- Created by: Joanne Brough
- Written by: Joash Moo
- Starring: Wong Li-Lin Ng Chin Han Irene Ng Bryan Wong Lim Kay Tong Donald Li
- Composer: Singapore Symphony Orchestra
- Country of origin: Singapore
- Original language: English
- No. of episodes: 20

Production
- Production location: Singapore
- Running time: 30 minutes

Original release
- Network: Channel 5
- Release: 12 October 1994 – 22 February 1995

= Masters of the Sea (TV series) =

Singaporean television series

Masters of the Sea was a 1994 television drama series produced by the Television Corporation of Singapore (TCS), the predecessor of Mediacorp. It was the first full-length English drama series to be produced in Singapore.

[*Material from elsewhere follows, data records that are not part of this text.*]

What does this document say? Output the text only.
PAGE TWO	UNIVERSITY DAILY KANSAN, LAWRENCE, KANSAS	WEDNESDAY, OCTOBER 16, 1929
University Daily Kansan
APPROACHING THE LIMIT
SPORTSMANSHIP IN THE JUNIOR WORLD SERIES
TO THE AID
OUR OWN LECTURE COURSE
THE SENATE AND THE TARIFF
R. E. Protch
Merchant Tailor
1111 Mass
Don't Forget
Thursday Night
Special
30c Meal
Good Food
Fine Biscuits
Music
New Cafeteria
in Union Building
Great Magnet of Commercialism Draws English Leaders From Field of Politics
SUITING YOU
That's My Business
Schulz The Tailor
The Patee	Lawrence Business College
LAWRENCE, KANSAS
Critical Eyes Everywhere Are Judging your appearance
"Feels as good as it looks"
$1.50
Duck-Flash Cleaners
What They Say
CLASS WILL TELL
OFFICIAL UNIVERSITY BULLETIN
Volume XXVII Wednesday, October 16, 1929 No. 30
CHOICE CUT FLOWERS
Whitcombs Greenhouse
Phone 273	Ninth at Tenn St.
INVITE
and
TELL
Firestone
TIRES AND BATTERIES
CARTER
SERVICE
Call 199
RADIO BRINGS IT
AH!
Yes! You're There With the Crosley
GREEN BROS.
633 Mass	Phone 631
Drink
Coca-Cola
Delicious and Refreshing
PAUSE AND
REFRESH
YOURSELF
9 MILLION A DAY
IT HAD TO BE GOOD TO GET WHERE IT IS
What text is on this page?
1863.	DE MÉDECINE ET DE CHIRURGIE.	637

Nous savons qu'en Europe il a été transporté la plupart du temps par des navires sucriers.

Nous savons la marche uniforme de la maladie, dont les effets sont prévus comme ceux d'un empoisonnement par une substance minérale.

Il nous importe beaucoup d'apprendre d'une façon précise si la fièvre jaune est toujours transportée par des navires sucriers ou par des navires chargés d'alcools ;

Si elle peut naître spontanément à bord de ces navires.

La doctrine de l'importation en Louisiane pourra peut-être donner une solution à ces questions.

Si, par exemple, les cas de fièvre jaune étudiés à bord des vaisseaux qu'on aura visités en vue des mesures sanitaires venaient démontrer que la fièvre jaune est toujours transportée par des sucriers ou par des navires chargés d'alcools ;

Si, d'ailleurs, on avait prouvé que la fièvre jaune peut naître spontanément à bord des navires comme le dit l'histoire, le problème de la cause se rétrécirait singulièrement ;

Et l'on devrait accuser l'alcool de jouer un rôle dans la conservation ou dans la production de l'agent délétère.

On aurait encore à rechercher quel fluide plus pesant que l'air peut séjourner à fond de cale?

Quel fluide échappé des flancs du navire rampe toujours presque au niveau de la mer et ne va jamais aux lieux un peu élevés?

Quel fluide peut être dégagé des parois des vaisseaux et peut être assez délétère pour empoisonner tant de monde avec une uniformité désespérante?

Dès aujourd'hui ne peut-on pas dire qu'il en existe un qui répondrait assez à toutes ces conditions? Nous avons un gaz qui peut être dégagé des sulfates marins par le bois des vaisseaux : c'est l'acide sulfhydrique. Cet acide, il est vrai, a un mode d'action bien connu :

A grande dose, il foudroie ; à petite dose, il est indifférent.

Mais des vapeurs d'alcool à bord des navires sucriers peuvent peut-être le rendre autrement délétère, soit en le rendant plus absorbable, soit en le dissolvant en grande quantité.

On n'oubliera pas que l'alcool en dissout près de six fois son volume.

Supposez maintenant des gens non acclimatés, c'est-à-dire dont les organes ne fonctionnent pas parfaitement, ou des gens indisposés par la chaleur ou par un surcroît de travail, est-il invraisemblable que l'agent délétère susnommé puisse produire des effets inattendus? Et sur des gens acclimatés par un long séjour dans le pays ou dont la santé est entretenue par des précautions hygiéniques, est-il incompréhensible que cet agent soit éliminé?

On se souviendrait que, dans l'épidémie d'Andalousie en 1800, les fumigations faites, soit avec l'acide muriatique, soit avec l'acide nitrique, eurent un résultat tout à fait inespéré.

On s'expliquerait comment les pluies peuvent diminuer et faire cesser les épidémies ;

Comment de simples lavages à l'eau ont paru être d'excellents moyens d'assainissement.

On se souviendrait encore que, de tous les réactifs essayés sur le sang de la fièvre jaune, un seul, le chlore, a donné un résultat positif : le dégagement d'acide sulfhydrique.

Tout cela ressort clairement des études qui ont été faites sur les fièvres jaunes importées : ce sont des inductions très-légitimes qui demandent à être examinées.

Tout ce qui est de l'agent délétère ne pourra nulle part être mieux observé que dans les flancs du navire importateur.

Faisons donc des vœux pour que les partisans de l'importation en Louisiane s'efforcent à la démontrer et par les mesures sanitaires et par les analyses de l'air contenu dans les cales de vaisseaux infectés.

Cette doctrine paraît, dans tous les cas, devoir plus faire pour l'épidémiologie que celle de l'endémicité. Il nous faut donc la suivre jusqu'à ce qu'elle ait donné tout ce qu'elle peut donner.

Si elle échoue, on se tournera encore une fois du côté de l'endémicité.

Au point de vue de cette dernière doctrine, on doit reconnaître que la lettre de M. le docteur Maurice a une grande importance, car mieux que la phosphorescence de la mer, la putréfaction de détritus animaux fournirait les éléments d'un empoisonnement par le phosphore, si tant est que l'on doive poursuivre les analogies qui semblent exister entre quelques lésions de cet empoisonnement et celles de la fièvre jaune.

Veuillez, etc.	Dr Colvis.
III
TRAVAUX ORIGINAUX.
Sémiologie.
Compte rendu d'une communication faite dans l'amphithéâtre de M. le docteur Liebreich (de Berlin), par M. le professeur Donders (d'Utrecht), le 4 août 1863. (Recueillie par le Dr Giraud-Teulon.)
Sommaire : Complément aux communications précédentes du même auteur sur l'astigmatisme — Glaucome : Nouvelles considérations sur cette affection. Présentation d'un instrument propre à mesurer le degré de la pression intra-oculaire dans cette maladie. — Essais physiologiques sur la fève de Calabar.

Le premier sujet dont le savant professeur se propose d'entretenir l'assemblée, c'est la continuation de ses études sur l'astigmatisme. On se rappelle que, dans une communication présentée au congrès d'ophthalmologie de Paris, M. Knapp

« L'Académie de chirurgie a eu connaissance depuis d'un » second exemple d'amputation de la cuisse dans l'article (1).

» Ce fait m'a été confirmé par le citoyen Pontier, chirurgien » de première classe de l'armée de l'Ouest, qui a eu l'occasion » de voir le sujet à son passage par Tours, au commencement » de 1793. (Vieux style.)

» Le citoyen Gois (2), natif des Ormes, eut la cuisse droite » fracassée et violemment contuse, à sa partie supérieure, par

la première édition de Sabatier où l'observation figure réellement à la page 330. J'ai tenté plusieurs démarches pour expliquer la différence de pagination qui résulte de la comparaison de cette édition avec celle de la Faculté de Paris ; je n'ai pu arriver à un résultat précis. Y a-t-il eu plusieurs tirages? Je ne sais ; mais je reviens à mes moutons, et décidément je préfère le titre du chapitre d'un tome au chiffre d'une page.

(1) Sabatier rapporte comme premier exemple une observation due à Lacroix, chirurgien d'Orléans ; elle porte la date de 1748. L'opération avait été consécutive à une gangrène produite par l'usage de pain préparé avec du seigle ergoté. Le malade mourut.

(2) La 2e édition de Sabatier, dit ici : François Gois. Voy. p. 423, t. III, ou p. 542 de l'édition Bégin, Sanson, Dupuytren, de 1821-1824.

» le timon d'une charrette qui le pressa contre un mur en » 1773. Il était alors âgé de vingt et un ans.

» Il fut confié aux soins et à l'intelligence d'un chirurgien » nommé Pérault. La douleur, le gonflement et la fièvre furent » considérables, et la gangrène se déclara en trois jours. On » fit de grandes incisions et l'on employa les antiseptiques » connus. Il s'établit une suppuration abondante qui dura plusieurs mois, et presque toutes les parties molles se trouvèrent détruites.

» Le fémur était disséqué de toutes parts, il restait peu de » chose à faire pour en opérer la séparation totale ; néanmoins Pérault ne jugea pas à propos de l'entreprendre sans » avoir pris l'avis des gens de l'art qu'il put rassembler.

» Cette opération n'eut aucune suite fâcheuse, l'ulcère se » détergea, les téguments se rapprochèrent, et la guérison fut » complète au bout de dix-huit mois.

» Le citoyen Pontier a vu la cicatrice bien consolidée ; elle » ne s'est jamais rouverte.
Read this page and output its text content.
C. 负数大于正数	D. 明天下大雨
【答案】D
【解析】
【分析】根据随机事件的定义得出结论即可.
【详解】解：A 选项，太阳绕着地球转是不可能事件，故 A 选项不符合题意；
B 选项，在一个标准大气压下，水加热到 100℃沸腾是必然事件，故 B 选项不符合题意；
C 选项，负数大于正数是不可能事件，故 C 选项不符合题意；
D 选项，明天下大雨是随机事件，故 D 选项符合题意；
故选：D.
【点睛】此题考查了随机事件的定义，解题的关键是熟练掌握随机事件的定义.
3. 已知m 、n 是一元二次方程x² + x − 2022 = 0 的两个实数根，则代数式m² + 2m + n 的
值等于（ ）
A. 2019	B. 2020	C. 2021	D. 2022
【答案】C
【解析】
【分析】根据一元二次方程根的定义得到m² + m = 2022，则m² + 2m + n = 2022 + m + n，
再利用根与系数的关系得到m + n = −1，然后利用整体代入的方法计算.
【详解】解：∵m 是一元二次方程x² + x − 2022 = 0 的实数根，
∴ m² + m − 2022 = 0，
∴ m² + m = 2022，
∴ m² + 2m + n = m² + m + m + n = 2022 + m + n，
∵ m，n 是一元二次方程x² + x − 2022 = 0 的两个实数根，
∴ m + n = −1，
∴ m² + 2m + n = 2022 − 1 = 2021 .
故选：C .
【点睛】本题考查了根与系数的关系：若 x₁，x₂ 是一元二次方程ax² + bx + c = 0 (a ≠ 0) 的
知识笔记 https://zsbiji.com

The series starred Wong Li-Lin, Ng Chin Han, Irene Ng, Bryan Wong, and Aziz Mustajab.

==Reception==
Masters of the Sea was derided by some as "fairly disastrous". One of the criticisms was that it portrayed an elderly Peranakan woman wearing the wrong costumes and ornaments and speaking the wrong phrases.

The creator of Masters of the Sea, Joanne Brough, mentioned in 1995 that it was "too ambitious for a first effort", due to having a larger cast and not enough time to develop plots in a limited 30-minute episode. TCS executive Daniel Yun said in 1997 that the failure was because the foreign consultants did not understand the local context, and called it a "half-baked Singaporean attempt". Despite that, the experiences helped TCS to produce later serials, including Triple Nine and Growing Up.